At the time the sale at issue took place, a $2,000 homestead exemption existed (CPLR 5206 [L 1969, ch 961).2 On this record we are unable to understand why Mrs. Green’s home was sold for a mere $475. This troubling matter should be fully explored upon the remand.
Accordingly, the order should be reversed, without costs, and the matter remanded to Special Term for further proceedings consistent herewith.
Hopkins, J. P., Damiani and Rabin, JJ., concur.
Order of the Supreme Court, Nassau County, dated June 13, 1978, reversed, without costs or disbursements, and matter remitted to Special Term for further proceedings consistent with the opinion herein.

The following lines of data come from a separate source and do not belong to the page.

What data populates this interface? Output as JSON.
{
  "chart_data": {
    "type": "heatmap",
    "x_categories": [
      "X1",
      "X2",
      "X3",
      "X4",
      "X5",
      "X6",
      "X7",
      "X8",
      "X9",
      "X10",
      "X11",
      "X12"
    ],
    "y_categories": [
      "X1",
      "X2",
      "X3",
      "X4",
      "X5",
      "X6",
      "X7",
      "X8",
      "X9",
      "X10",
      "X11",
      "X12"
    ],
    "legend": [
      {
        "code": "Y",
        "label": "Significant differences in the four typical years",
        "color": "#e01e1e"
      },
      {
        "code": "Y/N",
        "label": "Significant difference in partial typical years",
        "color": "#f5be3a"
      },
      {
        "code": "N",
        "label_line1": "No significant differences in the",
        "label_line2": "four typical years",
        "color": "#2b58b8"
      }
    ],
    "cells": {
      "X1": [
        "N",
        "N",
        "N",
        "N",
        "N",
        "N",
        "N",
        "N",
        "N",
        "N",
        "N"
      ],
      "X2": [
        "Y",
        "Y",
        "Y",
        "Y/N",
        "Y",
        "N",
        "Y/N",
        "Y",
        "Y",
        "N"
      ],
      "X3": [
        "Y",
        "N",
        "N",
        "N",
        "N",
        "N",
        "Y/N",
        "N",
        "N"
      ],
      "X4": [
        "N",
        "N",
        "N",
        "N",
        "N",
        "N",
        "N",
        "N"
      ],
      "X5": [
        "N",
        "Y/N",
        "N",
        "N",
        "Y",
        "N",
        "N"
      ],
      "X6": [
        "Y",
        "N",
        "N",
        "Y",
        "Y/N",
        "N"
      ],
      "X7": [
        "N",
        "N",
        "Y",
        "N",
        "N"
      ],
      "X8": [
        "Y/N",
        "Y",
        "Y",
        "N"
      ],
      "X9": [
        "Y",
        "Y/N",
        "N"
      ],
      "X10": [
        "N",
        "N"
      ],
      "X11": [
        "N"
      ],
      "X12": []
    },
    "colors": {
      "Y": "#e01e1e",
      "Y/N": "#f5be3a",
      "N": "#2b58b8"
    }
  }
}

. Insofar as a question of laches may enter into the determination to be made, we note that mere delay alone, without actual prejudice, does not constitute laches (Wagner v Huntington Hosp., 65 AD2d 771). We further note that Travitsky never evicted Mrs. Green from the premises, and she continued to meet the mortgage obligations even after Travitsky took title to the premises.
*266At this point, it is also important to stress that purchasers at judicial sales are not subject to the arbitrary whims of judgment debtors who may seek to recover their properties at any time. As noted, the principles of laches may limit a judgment debtor’s efforts to vacate the judgment pursuant to CPLR 5015 (subd [a]). As already discussed, Guardian Loan Co. v Early (47 NY2d 515, supra), prevents the invocation of CPLR 5240 after a judicial sale is completed. In addition, CPLR 2003 contains an express one-year limitation on claims involving an irrregularity in the sale.

. The exemption has subsequently been raised to $10,000 in an effort to minimize the instances where a homeowner suffers the trauma of having his home sold to satisfy a judgment (L 1977, ch 181).